On the whole, the Fiesta is as good to drive as its predecessor; the handling is sharp, there's lots of grip on offer, ride comfort is very good and the car is great fun when you find yourself on a local deserted B road. The steering, although a fraction lighter than before, is quick to respond and provides ample feedback.
There's also plenty of the latest driver assistance systems introduced depending on the trim you choose, including a semi-autonomous parking system, blind-spot monitoring, lane-keeping aids and adaptive cruise control, plus the Fiesta is the first Ford to come equipped with pedestrian detection, a new system that can also be used at night.

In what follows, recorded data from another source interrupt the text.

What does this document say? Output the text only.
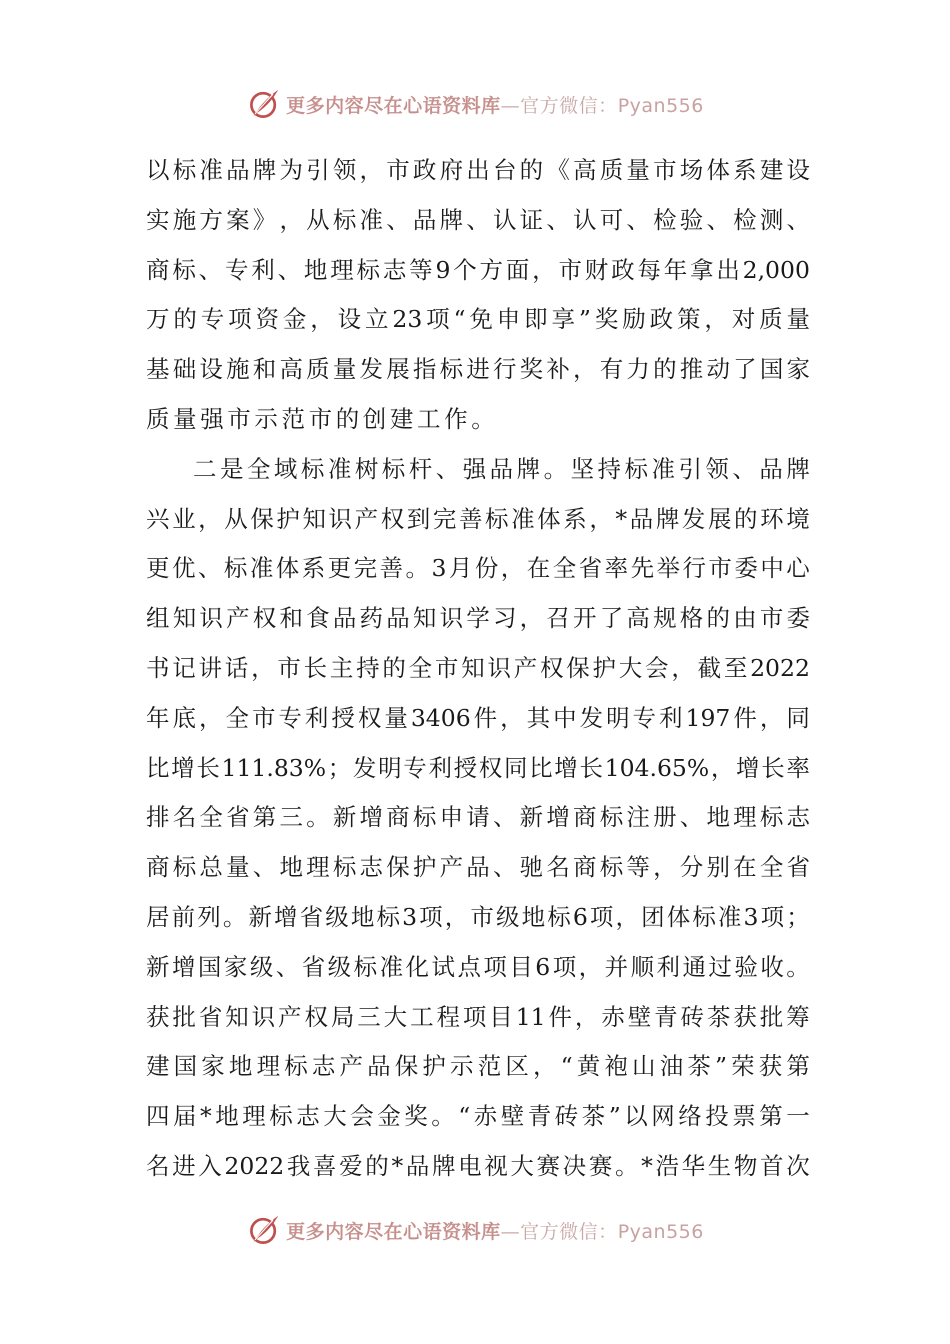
更多内容尽在心语资料库—官方微信：Pyan556
以 标 准 品 牌 为 引 领 ， 市 政 府 出 台 的 《 高 质 量 市 场 体 系 建 设
实 施 方 案 》 ， 从 标 准 、 品 牌 、 认 证 、 认 可 、 检 验 、 检 测 、
商 标 、 专 利 、 地 理 标 志 等 9 个 方 面 ， 市 财 政 每 年 拿 出 2,000
万 的 专 项 资 金 ， 设 立 23 项 “ 免 申 即 享 ” 奖 励 政 策 ， 对 质 量
基 础 设 施 和 高 质 量 发 展 指 标 进 行 奖 补 ， 有 力 的 推 动 了 国 家
质量强市示范市的创建工作。
二 是 全 域 标 准 树 标 杆 、 强 品 牌 。 坚 持 标 准 引 领 、 品 牌
兴 业 ， 从 保 护 知 识 产 权 到 完 善 标 准 体 系 ， * 品 牌 发 展 的 环 境
更 优 、 标 准 体 系 更 完 善 。 3 月 份 ， 在 全 省 率 先 举 行 市 委 中 心
组 知 识 产 权 和 食 品 药 品 知 识 学 习 ， 召 开 了 高 规 格 的 由 市 委
书 记 讲 话 ， 市 长 主 持 的 全 市 知 识 产 权 保 护 大 会 ， 截 至 2022
年 底 ， 全 市 专 利 授 权 量 3406 件 ， 其 中 发 明 专 利 197 件 ， 同
比 增 长 111.83% ； 发 明 专 利 授 权 同 比 增 长 104.65% ， 增 长 率
排 名 全 省 第 三 。 新 增 商 标 申 请 、 新 增 商 标 注 册 、 地 理 标 志
商 标 总 量 、 地 理 标 志 保 护 产 品 、 驰 名 商 标 等 ， 分 别 在 全 省
居 前 列 。 新 增 省 级 地 标 3 项 ， 市 级 地 标 6 项 ， 团 体 标 准 3 项 ；
新 增 国 家 级 、 省 级 标 准 化 试 点 项 目 6 项 ， 并 顺 利 通 过 验 收 。
获 批 省 知 识 产 权 局 三 大 工 程 项 目 11 件 ， 赤 壁 青 砖 茶 获 批 筹
建 国 家 地 理 标 志 产 品 保 护 示 范 区 ， “ 黄 袍 山 油 茶 ” 荣 获 第
四 届 * 地 理 标 志 大 会 金 奖 。 “ 赤 壁 青 砖 茶 ” 以 网 络 投 票 第 一
名 进 入 2022 我 喜 爱 的 * 品 牌 电 视 大 赛 决 赛 。 * 浩 华 生 物 首 次
更多内容尽在心语资料库—官方微信：Pyan556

The fabrics and materials around the cabin are much improved, and the dashboard is also thankfully less cluttered than before; that said, there's still a few cheap plastics lurking, and the Polo and Ibiza offer more polished interiors overall.
Zetec is predicted to remain the most popular trim in the line-up and take around 55% of total sales. Standard kit isn't as generous as rivals, however, with key equipment like cruise control, rain-sensing wipers and parking sensors only available as standard on higher-trimmed cars.
On the whole-life costs front, the Fiesta is very competitive against its rivals - our car here posts an impressive 31.6% residual value that few can compete with, while running costs are among the best in the sector.
Overall, the new Fiesta brings greater practicality, more advanced tech and an uplift in interior quality alongside those competitive whole-life cost figures. Are there more polished well-rounded superminis on the market offering higher quality and more value for money? Yes, but I have no doubt this latest version of the supermini has all the tools needed to continue to be a sales success.